Anonymous gửi vào
Introduction
This document describes the Authentification API splited in two parts. Tt details who has access to the provisioning API and who can do what.
Permissions convention
This is the important part of the authentication system. Let's summarize every existing resources and http methods. We will then map profiles to their permissions :
Resource | Method | Description |
---|---|---|
groups | POST | Create a new group |
PUT | Create or modify a group | |
PATCH | Partially modify an existing group | |
DELETE | Delete a group | |
PUT | Assigning a user list to a group | |
PUT | Assigning a user to a group | |
PUT | Assigning a subgroup to a group | |
DELETE | Removing a user from a group | |
DELETE | Removing a subgroup from a group | |
GET | Getting a group information | |
GET | Getting the subgroup members of a group | |
GET | Getting the members of a group | |
users | POST | Create a new user |
PUT | Modify a user | |
PATCH | Partially modify an existing user | |
DELETE | Delete a user | |
GET | Getting a user | |
GET | Lists all users | |
profiles | GET | Getting a profile |
GET | Lists all profiles | |
batches | POST | Creates a new batch |
PUT | Commit the batch | |
DELETE | Discard the batch | |
GET | Getting the status of the batch |
Then we describes verbs associated to http methods :
Verbs | Method |
---|---|
create | POST |
read | GET |
update | PUT |
patch | PATCH |
delete | DELETE |
The provisioning authorization system does not use roles. It creates dynamically permissions in the format :
domain_uuid:resources:verbs
That way and except for admin0, a OBM profile has a set of pemissions only on its own domain.
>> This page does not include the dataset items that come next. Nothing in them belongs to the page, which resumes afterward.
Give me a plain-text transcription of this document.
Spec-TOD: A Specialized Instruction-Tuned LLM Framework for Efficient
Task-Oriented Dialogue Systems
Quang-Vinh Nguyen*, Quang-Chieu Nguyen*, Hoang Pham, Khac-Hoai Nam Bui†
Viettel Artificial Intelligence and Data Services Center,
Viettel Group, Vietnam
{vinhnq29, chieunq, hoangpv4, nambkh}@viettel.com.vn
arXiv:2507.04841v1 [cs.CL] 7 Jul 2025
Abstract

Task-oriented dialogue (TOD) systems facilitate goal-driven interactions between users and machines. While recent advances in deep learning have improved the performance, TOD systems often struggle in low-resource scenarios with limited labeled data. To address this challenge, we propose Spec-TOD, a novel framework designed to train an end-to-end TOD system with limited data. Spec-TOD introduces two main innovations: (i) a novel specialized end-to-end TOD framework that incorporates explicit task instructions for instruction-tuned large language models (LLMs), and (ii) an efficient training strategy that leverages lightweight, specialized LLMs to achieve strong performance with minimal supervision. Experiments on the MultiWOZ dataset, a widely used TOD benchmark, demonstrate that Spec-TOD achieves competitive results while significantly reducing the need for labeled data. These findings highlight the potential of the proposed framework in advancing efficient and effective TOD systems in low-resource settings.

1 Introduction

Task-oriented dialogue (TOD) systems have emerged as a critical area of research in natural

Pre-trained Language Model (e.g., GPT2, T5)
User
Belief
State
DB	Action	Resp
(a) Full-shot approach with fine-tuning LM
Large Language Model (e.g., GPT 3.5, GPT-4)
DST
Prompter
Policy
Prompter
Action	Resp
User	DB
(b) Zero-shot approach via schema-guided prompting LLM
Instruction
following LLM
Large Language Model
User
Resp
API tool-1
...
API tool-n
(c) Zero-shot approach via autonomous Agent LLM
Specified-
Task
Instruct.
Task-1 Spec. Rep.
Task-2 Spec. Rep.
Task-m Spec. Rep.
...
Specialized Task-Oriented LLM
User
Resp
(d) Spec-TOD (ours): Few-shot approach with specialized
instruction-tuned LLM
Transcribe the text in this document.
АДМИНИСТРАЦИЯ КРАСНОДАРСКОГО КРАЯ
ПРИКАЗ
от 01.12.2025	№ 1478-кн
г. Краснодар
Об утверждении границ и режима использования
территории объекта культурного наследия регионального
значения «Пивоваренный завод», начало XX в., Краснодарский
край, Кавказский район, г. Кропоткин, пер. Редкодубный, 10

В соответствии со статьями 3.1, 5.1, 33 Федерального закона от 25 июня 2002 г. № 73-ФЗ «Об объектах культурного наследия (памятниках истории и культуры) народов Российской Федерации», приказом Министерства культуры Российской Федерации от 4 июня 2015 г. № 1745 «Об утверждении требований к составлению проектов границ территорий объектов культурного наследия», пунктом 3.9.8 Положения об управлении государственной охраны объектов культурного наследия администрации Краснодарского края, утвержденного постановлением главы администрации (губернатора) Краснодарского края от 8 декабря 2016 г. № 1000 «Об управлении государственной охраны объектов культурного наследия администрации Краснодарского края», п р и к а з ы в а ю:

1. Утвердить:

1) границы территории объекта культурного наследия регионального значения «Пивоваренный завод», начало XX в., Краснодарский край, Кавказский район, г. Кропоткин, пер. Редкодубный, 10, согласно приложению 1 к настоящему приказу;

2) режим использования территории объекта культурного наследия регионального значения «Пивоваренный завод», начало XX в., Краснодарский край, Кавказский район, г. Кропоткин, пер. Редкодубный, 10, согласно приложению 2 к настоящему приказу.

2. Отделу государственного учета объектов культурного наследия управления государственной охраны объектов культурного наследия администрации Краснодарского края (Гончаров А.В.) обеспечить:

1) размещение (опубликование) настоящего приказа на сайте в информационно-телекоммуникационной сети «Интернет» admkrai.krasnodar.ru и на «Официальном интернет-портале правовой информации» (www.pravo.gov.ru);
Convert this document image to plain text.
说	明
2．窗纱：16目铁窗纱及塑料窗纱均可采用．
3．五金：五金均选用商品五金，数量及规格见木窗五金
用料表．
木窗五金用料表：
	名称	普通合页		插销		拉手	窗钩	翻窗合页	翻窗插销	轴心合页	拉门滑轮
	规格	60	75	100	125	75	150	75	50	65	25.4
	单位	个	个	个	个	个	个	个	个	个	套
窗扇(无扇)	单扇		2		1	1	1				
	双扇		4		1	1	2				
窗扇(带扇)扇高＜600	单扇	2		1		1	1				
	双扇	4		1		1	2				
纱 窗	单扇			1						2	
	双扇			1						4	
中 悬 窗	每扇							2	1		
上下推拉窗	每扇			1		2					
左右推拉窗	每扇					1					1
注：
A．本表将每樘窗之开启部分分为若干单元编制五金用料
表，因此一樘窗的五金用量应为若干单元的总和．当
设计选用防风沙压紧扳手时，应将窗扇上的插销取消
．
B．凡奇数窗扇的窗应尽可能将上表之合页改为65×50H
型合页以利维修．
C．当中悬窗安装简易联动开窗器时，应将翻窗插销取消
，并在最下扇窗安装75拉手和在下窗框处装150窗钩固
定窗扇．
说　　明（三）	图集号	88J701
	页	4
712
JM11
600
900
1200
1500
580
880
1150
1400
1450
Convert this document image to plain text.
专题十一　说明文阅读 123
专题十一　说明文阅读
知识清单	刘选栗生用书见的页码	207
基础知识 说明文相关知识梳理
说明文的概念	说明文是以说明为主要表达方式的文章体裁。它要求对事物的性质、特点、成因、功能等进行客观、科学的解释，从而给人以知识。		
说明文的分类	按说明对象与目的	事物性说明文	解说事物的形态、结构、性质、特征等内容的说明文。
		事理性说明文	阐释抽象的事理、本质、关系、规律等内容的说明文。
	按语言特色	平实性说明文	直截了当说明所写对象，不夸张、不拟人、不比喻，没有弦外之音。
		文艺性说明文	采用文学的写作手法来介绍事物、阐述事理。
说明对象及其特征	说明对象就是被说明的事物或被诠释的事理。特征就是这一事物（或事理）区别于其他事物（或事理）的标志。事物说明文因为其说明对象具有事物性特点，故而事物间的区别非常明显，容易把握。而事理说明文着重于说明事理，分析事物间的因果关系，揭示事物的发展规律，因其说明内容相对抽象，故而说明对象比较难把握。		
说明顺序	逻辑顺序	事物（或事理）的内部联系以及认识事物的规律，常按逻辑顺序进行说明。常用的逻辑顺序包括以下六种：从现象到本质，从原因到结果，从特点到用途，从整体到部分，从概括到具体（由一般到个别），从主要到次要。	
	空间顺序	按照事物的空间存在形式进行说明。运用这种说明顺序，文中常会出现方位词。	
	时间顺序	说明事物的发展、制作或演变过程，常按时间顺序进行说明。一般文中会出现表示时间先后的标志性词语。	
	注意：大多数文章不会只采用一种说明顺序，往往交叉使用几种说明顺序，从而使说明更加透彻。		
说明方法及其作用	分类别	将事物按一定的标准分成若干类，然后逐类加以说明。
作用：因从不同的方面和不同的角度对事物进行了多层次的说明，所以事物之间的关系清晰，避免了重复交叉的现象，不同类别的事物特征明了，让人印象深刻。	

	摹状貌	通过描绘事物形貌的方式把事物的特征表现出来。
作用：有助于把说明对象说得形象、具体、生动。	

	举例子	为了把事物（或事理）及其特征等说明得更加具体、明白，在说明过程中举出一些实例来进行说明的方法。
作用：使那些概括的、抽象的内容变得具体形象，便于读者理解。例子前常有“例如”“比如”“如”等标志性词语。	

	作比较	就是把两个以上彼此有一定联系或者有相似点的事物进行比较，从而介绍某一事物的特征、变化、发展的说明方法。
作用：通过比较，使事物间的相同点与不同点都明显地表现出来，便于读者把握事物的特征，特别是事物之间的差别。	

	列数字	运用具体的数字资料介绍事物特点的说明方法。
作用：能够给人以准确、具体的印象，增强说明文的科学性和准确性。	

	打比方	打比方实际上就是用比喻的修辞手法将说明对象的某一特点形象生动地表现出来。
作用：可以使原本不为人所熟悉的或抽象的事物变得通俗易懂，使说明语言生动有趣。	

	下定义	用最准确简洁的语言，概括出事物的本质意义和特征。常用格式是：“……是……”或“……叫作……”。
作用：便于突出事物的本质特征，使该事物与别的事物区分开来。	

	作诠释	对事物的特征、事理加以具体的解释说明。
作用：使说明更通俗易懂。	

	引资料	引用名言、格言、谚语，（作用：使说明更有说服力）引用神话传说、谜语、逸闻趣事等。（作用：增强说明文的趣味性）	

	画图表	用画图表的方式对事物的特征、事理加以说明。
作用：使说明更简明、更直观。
Finally, the table below lists all the default OBM profiles and their permissions on the provisioning API :
Profile | Description | Permissions |
---|---|---|
admin0 | It is the higher profile | : |
admin | Administrator of a domain | : (only on its domain) |
admin_delegue | Same as admin but cannot commit the batch | batches:read,create,delete, users:*, groups:*, profiles:* |
editor | ??? | users:read, groups:read, profiles:* |
user | a simple obm user | users:read, groups:read, profiles:* |
unknown person | an anonymous user | no permission |
Authentification convention
By default, every requests done against the provisioning system must be authenticated. We currently use basic http authentication which then match password with the appropriate DAO.